L. Zampach

Hello My Name Is...

Lindsay Zampach


Welcome to the William Fleming High School Theatre Department, better known as the William Fleming Colonel Theatre Company! I am your director, Lindsay Zampach!  


Contact info:
Phone Number: (540) 853-6241

Here is what to look forward to this upcoming season.


Almost, Maine

November 7th, 8th and 9th @7:00pm and Sunday 10th @2:00 pm in the Black Box Theatre.

A woman carries her heart, broken into nineteen pieces, in a small paper bag. A man shrinks to half his former size, after losing hope in love. A couple keep the love they have given each other in large red bags, or compress the mass into the size of a diamond. These playful and surreal experiences are commonplace in the world of John Cariani’s Almost, Maine, where on one deeply cold and magical Midwinter Night, the citizens of Almost -- not organized enough for a town, too populated for a wilderness -- experience the life-altering power of the human heart. Relationships end, begin, or change beyond recognition, as strangers become friends, friends become lovers, and lovers turn into strangers. Propelled by the mystical energy of the aurora borealis and populated with characters who are humorous, plain-spoken, thoughtful, and sincere, Almost, Maine is a series of loosely connected tales about love, each with a compelling couple at its center, each with its own touch of sorcery.

Jesus Christ Superstar

Date for the show is TBD! Stay tuned!!!

Imagine a crowded rock concert.
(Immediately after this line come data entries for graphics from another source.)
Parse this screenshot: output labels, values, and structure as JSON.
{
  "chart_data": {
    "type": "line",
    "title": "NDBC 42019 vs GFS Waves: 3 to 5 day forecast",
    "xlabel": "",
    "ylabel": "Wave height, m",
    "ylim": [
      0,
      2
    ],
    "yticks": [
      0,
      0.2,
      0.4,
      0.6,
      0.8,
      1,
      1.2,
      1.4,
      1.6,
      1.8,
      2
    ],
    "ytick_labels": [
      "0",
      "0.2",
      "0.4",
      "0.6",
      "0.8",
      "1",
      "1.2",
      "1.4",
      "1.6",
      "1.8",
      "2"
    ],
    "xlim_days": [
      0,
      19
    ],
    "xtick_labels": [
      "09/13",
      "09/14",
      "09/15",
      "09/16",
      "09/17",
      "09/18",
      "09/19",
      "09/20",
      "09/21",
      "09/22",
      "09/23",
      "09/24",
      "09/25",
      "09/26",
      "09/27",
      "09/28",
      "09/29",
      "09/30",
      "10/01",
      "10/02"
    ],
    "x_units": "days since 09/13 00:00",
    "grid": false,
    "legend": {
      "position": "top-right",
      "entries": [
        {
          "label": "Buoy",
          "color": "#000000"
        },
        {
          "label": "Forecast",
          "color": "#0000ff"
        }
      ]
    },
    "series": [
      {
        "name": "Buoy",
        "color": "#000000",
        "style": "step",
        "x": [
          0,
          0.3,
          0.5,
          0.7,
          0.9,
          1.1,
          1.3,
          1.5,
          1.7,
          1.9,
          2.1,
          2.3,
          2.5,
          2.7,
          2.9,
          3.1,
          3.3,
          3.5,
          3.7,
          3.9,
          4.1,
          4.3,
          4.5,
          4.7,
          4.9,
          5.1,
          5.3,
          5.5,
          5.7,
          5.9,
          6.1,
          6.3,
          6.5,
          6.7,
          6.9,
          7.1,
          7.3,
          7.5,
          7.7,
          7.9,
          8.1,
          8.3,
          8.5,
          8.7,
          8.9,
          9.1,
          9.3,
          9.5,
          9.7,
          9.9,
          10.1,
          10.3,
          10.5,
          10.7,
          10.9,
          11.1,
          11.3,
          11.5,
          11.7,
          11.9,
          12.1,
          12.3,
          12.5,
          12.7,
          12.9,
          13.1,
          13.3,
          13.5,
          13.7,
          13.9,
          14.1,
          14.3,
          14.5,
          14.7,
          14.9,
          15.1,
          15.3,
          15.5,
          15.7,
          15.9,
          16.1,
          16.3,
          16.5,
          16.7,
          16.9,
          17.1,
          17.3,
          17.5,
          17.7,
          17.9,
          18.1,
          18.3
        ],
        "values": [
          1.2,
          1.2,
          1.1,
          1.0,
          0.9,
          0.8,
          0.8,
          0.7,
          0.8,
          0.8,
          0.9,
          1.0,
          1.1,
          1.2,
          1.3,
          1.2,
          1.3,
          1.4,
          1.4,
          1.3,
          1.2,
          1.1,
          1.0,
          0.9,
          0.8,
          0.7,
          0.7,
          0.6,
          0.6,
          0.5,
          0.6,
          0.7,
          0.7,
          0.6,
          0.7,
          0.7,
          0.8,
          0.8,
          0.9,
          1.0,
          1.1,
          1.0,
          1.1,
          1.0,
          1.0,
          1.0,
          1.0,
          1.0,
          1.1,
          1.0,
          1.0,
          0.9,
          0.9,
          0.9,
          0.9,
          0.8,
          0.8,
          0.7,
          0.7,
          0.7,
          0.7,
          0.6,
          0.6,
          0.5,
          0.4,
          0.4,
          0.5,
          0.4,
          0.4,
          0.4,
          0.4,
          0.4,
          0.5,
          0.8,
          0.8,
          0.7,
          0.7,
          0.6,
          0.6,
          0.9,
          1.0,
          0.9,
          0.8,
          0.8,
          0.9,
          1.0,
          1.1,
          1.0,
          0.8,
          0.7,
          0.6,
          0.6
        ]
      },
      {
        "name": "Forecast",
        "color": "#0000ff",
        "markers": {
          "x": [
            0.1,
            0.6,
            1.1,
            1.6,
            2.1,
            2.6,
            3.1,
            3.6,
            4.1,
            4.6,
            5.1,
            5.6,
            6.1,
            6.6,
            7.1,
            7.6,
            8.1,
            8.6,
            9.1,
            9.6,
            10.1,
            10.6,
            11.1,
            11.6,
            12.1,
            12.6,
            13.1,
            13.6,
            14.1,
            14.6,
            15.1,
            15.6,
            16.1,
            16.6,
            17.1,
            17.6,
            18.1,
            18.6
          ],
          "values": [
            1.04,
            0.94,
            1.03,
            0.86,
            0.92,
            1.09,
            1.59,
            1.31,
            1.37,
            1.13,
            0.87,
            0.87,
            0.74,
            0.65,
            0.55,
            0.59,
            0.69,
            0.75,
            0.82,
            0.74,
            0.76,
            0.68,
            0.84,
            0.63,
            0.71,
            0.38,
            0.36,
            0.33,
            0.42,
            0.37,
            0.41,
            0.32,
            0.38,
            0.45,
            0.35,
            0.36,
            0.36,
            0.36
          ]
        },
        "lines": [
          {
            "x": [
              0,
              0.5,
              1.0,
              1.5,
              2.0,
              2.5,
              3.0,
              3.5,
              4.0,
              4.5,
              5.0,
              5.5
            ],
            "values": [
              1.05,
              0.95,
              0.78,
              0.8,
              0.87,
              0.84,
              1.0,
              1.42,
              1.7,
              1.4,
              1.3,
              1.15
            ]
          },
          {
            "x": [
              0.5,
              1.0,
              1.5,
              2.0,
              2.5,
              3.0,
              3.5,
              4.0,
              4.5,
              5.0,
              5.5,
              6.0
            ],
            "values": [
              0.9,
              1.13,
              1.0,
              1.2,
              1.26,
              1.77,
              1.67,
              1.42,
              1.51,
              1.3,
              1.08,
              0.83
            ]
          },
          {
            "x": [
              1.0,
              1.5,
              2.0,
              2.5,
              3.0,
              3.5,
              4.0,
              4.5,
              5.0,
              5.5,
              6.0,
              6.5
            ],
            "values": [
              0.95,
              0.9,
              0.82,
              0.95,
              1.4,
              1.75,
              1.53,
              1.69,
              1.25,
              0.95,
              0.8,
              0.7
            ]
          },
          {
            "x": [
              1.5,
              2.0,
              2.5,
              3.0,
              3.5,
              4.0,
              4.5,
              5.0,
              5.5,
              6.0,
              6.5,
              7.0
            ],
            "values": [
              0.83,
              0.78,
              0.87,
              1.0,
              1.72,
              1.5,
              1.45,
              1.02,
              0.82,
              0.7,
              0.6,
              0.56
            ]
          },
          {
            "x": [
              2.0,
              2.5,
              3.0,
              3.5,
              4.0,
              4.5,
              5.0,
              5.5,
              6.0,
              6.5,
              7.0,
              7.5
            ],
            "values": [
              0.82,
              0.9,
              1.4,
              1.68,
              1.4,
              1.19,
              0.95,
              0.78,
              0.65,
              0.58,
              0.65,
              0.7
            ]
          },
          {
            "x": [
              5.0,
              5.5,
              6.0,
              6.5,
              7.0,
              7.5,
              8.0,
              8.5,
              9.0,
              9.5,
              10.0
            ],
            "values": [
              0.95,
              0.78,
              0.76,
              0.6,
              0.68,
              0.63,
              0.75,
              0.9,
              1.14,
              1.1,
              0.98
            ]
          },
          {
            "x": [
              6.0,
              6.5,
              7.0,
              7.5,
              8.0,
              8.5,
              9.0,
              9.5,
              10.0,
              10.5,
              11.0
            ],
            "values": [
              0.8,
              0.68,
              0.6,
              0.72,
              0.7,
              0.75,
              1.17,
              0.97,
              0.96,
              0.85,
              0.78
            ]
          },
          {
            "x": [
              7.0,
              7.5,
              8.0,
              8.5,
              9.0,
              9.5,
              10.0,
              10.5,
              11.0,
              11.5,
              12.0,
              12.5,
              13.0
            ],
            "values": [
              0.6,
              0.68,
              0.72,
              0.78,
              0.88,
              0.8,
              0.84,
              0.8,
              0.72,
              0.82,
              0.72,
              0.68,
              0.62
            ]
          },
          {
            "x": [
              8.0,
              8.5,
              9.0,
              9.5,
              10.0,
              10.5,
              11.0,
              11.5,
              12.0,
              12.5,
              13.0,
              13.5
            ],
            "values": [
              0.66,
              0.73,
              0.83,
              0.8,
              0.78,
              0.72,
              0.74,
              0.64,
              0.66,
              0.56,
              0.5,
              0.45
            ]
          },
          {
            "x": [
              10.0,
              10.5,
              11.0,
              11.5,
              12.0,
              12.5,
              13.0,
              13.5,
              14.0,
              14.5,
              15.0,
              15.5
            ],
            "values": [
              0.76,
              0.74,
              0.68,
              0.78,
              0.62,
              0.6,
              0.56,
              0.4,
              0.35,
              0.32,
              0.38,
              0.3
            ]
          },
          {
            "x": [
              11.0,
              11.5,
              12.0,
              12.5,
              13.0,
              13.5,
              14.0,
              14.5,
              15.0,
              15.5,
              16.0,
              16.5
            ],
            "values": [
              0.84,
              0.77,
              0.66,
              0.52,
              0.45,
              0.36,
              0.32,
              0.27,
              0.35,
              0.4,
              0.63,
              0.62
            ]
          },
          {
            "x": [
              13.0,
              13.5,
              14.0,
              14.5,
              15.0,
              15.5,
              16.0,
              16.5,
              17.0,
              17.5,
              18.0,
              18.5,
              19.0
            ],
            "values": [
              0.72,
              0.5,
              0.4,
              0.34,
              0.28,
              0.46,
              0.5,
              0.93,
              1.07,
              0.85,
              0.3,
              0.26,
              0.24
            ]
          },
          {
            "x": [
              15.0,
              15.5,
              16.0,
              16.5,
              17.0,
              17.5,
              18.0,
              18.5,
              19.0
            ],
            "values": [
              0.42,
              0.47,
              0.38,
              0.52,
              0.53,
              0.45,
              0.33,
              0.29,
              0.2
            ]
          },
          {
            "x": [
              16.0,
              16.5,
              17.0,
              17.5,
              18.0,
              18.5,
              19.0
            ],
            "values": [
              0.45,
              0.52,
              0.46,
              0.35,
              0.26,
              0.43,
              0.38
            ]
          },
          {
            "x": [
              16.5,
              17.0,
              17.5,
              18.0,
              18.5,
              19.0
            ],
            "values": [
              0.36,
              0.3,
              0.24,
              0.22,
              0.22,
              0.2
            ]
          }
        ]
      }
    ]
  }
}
People are cheering, there are lights flashing, music blaring, and there, in the middle of the stage, is Jesus. Yep. That Jesus. The New Testament, the Messiah, you know the guy. Jesus Christ is not generally the central figure we expect in a rock show, but that's exactly what makes the 1970 Broadway musical Jesus Christ Superstar so entertaining.

With music by Andrew Lloyd Webber, and lyrics by Tim Rice, this play is technically classified as a rock opera, in that rock n' roll music is used to tell a theatrical story. So, it's not what you'd expect from Broadway. It's also not really what you'd expect based on the Gospels either, with the story told primarily by Judas Iscariot, the disciple who ultimately betrays Jesus, through the heavy use of 1970s slang. So, it's just unexpected all around. But, much like it's main characters and it’s writers, this extremely popular play has become something of a superstar itself!